Haitian farmers have toiled for more than a century to grow crops in the nation’s notoriously ravaged farmlands. A new soil-testing lab, scheduled to open in June, should help farmers in Haiti improve their yields.
The University of Georgia College of Agricultural and Environmental Sciences and the Atlanta-based non-profit League of Hope teamed up with agriculture officials in Haiti to open a soil-testing laboratory to measure plant nutrient elements, like phosphorus and potassium, on farmers’ fields.
“The soil in some places is in very bad condition,” said agricultural scientist Eddy-Jean Etienne, who is helping to launch the soil lab. “To increase the productivity, it’s good to measure what is in the soil and what it’s lacking.”
The lab will allow agricultural advisors in Haiti to help farmers find the fertilizers and soil additives they need to make their farms more productive. The information - including nutrient contents and pH levels - can also help farmers choose the most appropriate crop varieties for their fields.

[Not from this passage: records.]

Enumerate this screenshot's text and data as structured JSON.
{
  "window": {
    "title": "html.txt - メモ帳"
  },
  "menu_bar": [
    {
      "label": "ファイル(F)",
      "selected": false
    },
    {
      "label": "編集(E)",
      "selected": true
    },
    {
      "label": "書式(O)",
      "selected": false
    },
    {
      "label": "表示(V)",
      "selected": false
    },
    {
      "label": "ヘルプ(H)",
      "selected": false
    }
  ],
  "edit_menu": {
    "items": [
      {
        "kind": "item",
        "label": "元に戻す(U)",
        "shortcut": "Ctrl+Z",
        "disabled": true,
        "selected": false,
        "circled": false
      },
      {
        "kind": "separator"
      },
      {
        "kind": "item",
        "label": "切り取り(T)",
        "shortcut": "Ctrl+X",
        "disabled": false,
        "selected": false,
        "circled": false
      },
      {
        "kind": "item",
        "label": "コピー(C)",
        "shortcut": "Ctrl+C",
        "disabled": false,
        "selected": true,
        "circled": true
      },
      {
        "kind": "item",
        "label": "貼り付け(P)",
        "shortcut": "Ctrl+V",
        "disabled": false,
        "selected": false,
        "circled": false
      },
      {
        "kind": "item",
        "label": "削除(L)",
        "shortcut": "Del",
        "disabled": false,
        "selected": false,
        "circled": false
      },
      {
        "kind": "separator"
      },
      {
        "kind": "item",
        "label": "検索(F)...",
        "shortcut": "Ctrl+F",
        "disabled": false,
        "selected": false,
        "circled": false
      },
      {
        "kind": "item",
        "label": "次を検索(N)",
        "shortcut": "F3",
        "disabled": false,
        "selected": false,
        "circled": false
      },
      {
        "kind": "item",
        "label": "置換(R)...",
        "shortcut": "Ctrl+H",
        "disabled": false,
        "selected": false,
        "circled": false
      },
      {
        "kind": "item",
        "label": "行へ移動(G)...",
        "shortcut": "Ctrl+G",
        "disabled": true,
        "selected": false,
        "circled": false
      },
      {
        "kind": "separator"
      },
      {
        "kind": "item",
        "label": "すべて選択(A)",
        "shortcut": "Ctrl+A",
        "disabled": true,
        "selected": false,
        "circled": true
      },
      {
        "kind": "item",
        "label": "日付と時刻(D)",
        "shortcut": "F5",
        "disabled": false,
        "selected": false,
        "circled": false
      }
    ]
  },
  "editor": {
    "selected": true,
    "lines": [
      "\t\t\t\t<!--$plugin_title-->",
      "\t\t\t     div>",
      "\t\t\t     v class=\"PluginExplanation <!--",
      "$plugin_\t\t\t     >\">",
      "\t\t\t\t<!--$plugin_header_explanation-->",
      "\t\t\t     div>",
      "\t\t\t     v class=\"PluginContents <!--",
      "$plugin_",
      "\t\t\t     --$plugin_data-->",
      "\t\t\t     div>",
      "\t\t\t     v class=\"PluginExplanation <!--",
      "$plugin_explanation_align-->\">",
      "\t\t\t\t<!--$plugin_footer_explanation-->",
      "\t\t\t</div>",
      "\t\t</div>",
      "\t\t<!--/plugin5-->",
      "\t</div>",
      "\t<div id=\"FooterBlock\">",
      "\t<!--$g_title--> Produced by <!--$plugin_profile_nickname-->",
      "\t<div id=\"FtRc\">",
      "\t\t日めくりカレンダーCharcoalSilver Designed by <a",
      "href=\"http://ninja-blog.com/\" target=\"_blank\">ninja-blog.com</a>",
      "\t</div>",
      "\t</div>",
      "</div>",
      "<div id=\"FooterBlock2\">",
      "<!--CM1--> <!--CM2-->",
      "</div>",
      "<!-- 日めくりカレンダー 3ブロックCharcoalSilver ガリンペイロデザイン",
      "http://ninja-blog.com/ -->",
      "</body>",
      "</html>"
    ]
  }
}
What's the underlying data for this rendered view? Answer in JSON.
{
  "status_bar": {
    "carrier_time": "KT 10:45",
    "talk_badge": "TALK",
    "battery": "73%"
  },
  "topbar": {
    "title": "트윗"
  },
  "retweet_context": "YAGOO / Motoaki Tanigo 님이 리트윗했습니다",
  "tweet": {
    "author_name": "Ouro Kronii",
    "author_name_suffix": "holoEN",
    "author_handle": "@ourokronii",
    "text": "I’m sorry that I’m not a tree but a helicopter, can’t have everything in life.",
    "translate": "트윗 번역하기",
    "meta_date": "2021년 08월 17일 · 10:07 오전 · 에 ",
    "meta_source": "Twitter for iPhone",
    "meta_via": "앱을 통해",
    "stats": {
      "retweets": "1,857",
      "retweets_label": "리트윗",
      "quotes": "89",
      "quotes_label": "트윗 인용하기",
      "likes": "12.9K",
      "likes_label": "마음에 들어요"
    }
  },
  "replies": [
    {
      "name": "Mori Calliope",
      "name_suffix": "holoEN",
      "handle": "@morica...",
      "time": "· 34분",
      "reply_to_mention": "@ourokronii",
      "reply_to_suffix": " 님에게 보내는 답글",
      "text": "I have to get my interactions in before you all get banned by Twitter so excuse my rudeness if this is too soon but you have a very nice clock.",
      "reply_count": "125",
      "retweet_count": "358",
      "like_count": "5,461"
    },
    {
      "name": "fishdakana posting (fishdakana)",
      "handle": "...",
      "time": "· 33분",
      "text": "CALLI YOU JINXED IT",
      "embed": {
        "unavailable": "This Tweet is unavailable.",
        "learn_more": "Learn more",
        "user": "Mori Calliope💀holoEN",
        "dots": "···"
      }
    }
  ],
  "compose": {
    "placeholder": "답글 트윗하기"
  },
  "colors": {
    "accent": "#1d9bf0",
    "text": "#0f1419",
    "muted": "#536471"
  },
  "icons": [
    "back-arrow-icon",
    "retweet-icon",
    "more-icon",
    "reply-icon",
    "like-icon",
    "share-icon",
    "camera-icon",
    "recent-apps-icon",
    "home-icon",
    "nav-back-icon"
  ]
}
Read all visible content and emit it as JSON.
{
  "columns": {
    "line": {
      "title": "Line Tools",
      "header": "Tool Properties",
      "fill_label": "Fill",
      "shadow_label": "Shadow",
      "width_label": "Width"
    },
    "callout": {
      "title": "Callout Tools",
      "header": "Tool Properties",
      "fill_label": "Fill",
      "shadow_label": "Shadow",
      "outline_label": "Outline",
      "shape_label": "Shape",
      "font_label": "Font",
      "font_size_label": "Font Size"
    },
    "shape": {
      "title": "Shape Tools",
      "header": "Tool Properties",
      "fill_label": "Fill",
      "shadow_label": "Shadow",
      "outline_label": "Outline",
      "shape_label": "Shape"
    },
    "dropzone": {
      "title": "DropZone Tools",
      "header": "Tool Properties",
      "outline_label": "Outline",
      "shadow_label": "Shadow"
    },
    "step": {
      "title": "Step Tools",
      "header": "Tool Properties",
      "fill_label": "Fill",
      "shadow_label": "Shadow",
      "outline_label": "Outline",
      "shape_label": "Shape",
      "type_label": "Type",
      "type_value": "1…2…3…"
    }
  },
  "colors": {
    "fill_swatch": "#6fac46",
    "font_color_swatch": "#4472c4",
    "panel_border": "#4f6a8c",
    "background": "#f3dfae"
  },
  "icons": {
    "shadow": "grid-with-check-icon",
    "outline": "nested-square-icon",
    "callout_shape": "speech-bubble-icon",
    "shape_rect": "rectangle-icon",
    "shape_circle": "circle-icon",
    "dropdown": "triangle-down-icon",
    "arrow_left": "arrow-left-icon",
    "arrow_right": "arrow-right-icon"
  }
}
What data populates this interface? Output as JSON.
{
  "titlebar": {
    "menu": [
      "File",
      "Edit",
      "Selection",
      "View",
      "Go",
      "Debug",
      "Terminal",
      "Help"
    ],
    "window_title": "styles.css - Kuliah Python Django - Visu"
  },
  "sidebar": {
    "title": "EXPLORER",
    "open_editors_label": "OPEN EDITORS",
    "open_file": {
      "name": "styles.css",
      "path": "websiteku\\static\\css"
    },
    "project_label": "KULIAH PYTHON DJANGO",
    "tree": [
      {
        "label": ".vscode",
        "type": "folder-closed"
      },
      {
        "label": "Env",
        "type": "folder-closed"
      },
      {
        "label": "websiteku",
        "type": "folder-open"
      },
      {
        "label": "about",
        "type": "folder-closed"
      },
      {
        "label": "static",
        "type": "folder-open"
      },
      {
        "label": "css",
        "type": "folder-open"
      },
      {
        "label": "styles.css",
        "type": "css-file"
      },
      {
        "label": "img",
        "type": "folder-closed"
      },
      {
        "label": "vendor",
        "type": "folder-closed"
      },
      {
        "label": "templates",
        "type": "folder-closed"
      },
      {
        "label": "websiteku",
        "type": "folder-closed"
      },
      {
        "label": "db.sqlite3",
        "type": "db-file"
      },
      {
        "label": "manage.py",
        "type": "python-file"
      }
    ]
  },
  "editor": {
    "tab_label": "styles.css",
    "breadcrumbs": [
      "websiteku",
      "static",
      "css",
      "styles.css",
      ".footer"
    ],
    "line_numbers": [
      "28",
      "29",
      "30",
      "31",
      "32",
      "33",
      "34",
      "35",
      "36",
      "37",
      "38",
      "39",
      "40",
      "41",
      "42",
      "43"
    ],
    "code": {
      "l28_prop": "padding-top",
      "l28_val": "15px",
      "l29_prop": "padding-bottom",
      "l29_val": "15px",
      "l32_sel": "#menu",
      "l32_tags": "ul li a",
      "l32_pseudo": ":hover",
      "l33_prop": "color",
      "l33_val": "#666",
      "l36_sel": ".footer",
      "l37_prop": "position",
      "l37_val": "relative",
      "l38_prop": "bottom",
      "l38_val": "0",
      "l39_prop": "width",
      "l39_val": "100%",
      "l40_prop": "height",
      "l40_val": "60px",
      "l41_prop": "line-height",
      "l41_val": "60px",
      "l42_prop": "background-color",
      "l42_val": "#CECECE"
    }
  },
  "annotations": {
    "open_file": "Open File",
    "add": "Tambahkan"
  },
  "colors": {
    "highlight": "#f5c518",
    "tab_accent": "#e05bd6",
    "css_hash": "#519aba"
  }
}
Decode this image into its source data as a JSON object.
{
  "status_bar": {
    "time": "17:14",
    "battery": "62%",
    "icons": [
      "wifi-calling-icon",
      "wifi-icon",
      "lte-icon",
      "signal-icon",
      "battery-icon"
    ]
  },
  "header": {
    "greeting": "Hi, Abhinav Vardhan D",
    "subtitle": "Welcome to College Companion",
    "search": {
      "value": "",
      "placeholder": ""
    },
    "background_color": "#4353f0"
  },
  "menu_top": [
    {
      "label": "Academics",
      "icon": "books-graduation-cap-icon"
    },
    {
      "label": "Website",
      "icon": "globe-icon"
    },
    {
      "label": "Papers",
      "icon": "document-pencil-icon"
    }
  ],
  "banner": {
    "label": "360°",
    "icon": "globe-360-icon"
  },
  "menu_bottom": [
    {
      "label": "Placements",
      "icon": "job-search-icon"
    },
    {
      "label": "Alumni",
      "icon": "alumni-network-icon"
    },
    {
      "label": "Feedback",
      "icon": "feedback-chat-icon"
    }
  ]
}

Haitian farmers produce only 30 percent of the food the country needs. Food supplies in Haiti have never been abundant, but they have gotten worse since the 2010 earthquake that destroyed much of the infrastructure around Port-au-Prince.
Before the earthquake the average Haitian ate 2.6 meals per day. After the quake that number fell to 1.6 meals per day, said Graham Huff, director of League of Hope. The organization has been working on infrastructure; education and food supply issues in Haiti since 2009.
“Even though the world’s been shipping in relief food, you have still seen a reduction in the amount of nutrition people are receiving,” Huff said. “It’s critical that Haiti supplies more of its own food, so the agriculture sector is a key focus for the long-term recovery of the country.”
League of Hope partnered with the College of Agricultural and Environmental Sciences in 2010 to put UGA Cooperative Extension and outreach know-how to work in Haiti as part of the Haiti Agriculture Virtual Technical Assistance Program.
The program uses the same web-based learning programs used in Extension offices across Georgia to help Haitian farmers get the information they need to improve their crops.
So far they have built two agricultural outreach stations to serve farmers, one along the northern coast and one near Port-au-Prince in Mireballais. The new soil lab will be located at the station in Mireballais, about 50 miles north of the capital.
Etienne trained this spring with UGA soil scientists David Kissel and Leticia Sonon in the college’s Agricultural and Environmental Services Lab in Athens.
The new lab will basically be a scaled-down laboratory equipped with simple instrumentation and easy-to-follow analytical methods. The instruments are compact, tough enough to withstand harsh conditions and inexpensive to operate.
Kissel and Sonon secured soil samples from Haiti to test while Etienne was in Athens. They knew the soils were going to be deficient, but they were still surprised at how poor some of them were.
“We tested (the samples), and some were deficient in plant nutrients – either low in soil phosphorus or potassium, or both,” Sonon said. “These are the soils that the farmers are using to make a living … On some of the samples, the levels of plant nutrients were so low that the machines failed to give a reading. Poor soil fertility is no doubt one of the factors that explain the low crop yields in some parts of the country”.
League of Hope and agriculture officials in Haiti plan to help farmers locate and develop locally available supplies of soil amendments once they find out which amendments are needed most, Huff said.
“They are limited in what’s available to them,” Huff said. “They would use natural fertilizers like manure versus chemical fertilizers.”
Sonon noted that farmers would only be given recommendations for amendments that are readily available in Haiti.
Even if no soil amendments are available, farmers can still use the information provided by the tests to make better decisions about what crops to plant and where, Huff said.
“We could select a plant or variety that is most likely to grow in that type of soil,” Huff said. “So it does give them information that will be useful, even if they don’t have the specific plant nutrients that are most deficient.
Etienne believes the testing service will become very popular after farmers see the improvements in their yields.
“Communication is very quick and easy in Haiti,” he said. “All you have to do is do a good job for one or two people, and farmers will be lining up.”
Small farmers, spread out through the nation’s central valley and along the northern coast, grow most of the nation’s domestic supply of staple crops, Etienne said.
While the CIA’s world fact book reports that about 40 percent of the labor force in Haiti is engaged in some sort of agriculture, they produce only about 30 percent of needed food supply, Huff said.
Etienne, who graduated at the top of his class from the North Christian University of Haiti in 2004, is a veteran of other agricultural outreach projects.